Justement, votre passé comporte un bel exemple de “réappropriation du quotidien”. À l’âge de seize ans, vous vous êtes cassé la jambe. Vous êtes resté immobilisé plusieurs semaines chez vous, et vous avez trouvé le temps d’apprendre à jouer de la guitare. À l’issue du confinement, doit-on s’attendre à voir apparaître un nouveau Tété ? Un Tété avec de nouvelles passions ?

Ce qui est intéressant à travers cette histoire de jambe cassée, c’est que nous sommes tous concernés par une envie de contrôle, une envie de rester dans notre sécurité émotionnelle. Mais des fois, un événement nous force à chercher d’autres ressources. Avec ce confinement, tout semble remis à plat. Nous revoyons nos priorités. Depuis quelques temps, j’avais en tête un projet de reprises. Mais j’ignorais où, quand, comment… Spontanément, avec mes “covers confinées”, les gens se sont mis à me demander : “Alors ? À quand un album de reprises ?” Donc on verra. C’est une idée qui avance.
 

Votre mère est antillaise, votre père sénégalais. Vous êtes vous-même né à Dakar et avez baigné dans différentes cultures. À travers votre entourage, avez-vous constaté des différences culturelles dans la façon d’aborder la crise du coronavirus ?

Pas vraiment. Toute ma famille est impactée de la même manière. Je suis en lien avec la partie antillaise de ma famille et le seul décalage, c’est la distance géographique. Dans une telle crise, il faut s’affranchir de cela.

Le gars qui conduit une Jaguar ou le gars qui conduit une Clio, pendant le confinement, les deux, ils restent au garage !

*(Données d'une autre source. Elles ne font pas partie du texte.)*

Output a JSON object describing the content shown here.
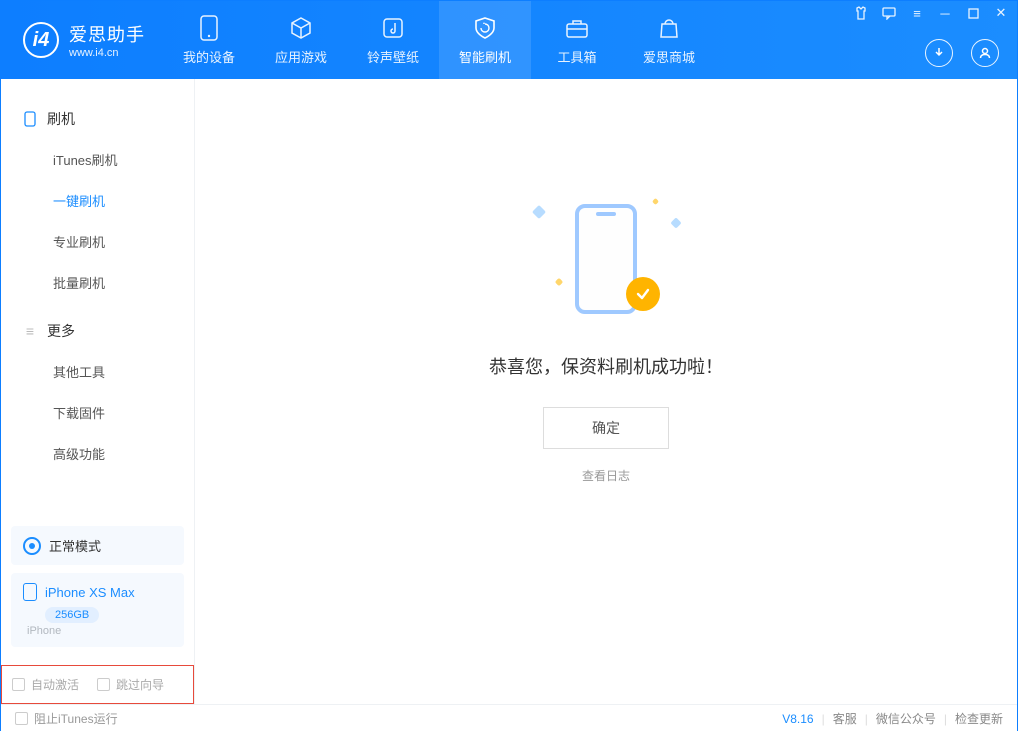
{
  "brand": {
    "name": "爱思助手",
    "url": "www.i4.cn"
  },
  "nav": {
    "mydevice": "我的设备",
    "apps": "应用游戏",
    "ring": "铃声壁纸",
    "flash": "智能刷机",
    "tools": "工具箱",
    "store": "爱思商城"
  },
  "sidebar": {
    "group1": {
      "title": "刷机",
      "items": {
        "itunes": "iTunes刷机",
        "oneclick": "一键刷机",
        "pro": "专业刷机",
        "batch": "批量刷机"
      }
    },
    "group2": {
      "title": "更多",
      "items": {
        "other": "其他工具",
        "firmware": "下载固件",
        "advanced": "高级功能"
      }
    }
  },
  "mode": {
    "label": "正常模式"
  },
  "device": {
    "name": "iPhone XS Max",
    "capacity": "256GB",
    "type": "iPhone"
  },
  "options": {
    "auto_activate": "自动激活",
    "skip_guide": "跳过向导"
  },
  "main": {
    "message": "恭喜您，保资料刷机成功啦！",
    "ok": "确定",
    "view_log": "查看日志"
  },
  "footer": {
    "block_itunes": "阻止iTunes运行",
    "version": "V8.16",
    "support": "客服",
    "wechat": "微信公众号",
    "update": "检查更新"
  }
}
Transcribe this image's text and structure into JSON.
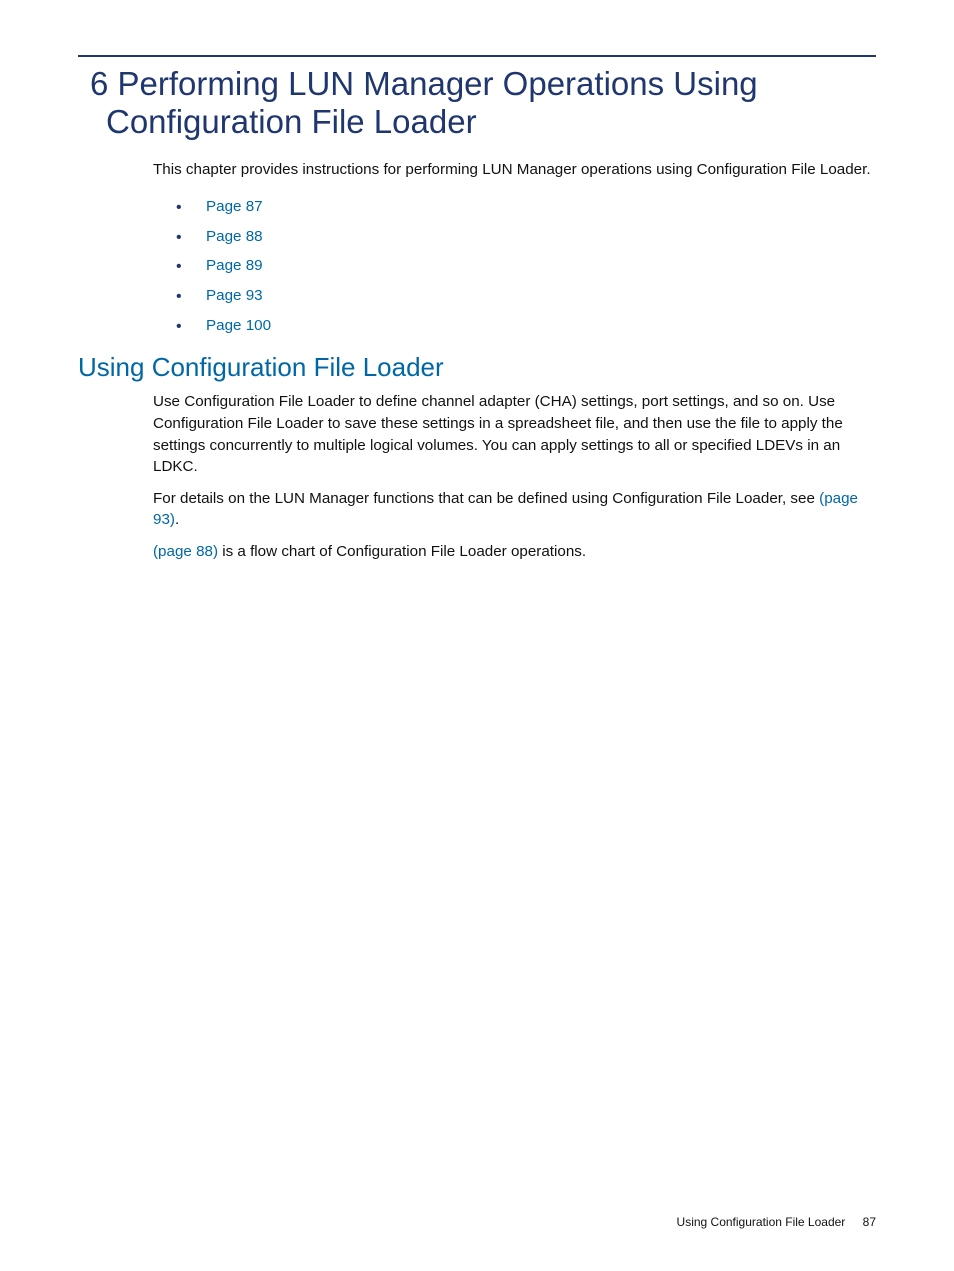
{
  "chapter": {
    "number": "6",
    "title": "Performing LUN Manager Operations Using Configuration File Loader"
  },
  "intro": "This chapter provides instructions for performing LUN Manager operations using Configuration File Loader.",
  "toc_links": [
    {
      "label": "Page 87"
    },
    {
      "label": "Page 88"
    },
    {
      "label": "Page 89"
    },
    {
      "label": "Page 93"
    },
    {
      "label": "Page 100"
    }
  ],
  "section": {
    "title": "Using Configuration File Loader",
    "para1": "Use Configuration File Loader to define channel adapter (CHA) settings, port settings, and so on. Use Configuration File Loader to save these settings in a spreadsheet file, and then use the file to apply the settings concurrently to multiple logical volumes. You can apply settings to all or specified LDEVs in an LDKC.",
    "para2_pre": "For details on the LUN Manager functions that can be defined using Configuration File Loader, see ",
    "para2_link": "(page 93)",
    "para2_post": ".",
    "para3_link": "(page 88)",
    "para3_post": " is a flow chart of Configuration File Loader operations."
  },
  "footer": {
    "section_label": "Using Configuration File Loader",
    "page_number": "87"
  }
}
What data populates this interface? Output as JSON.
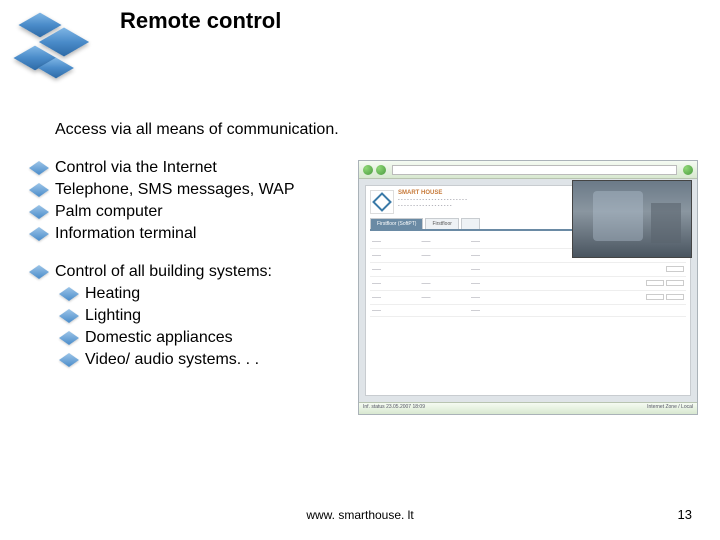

Ce que je retiens de ma multiculturalité, c’est que nous sommes tous allés à l’école républicaine. Nous avons tous mangé à la même table. Comme je le disais l’autre jour à un copain, aujourd’hui, le gars qui conduit une Jaguar ou le gars qui conduit une Clio, pendant le confinement, les deux, ils restent au garage ! Même si bien sûr, les inégalités perdureront.

Quel conseil pouvez-vous donner aux personnes qui se retrouvent confinées avec un membre de leur famille musicien qui ne peut s’empêcher de jouer toute la journée ?

C’est drôle, parce que ma femme et moi, au début du confinement, on a eu cette pensée pour toutes les femmes de musiciens ! Plus sérieusement, cette situation nous ramène à une certaine humilité, nous éloigne de nos certitudes. Tous les jours, on se cherche un coupable. On trouve des raisons à notre mauvaise humeur : le retard du métro, le patron qui nous a mal parlé, etc. Là, en période de confinement, tout notre quotidien repose entièrement sur nous-mêmes. Au moins, nous n’avons plus d’excuse.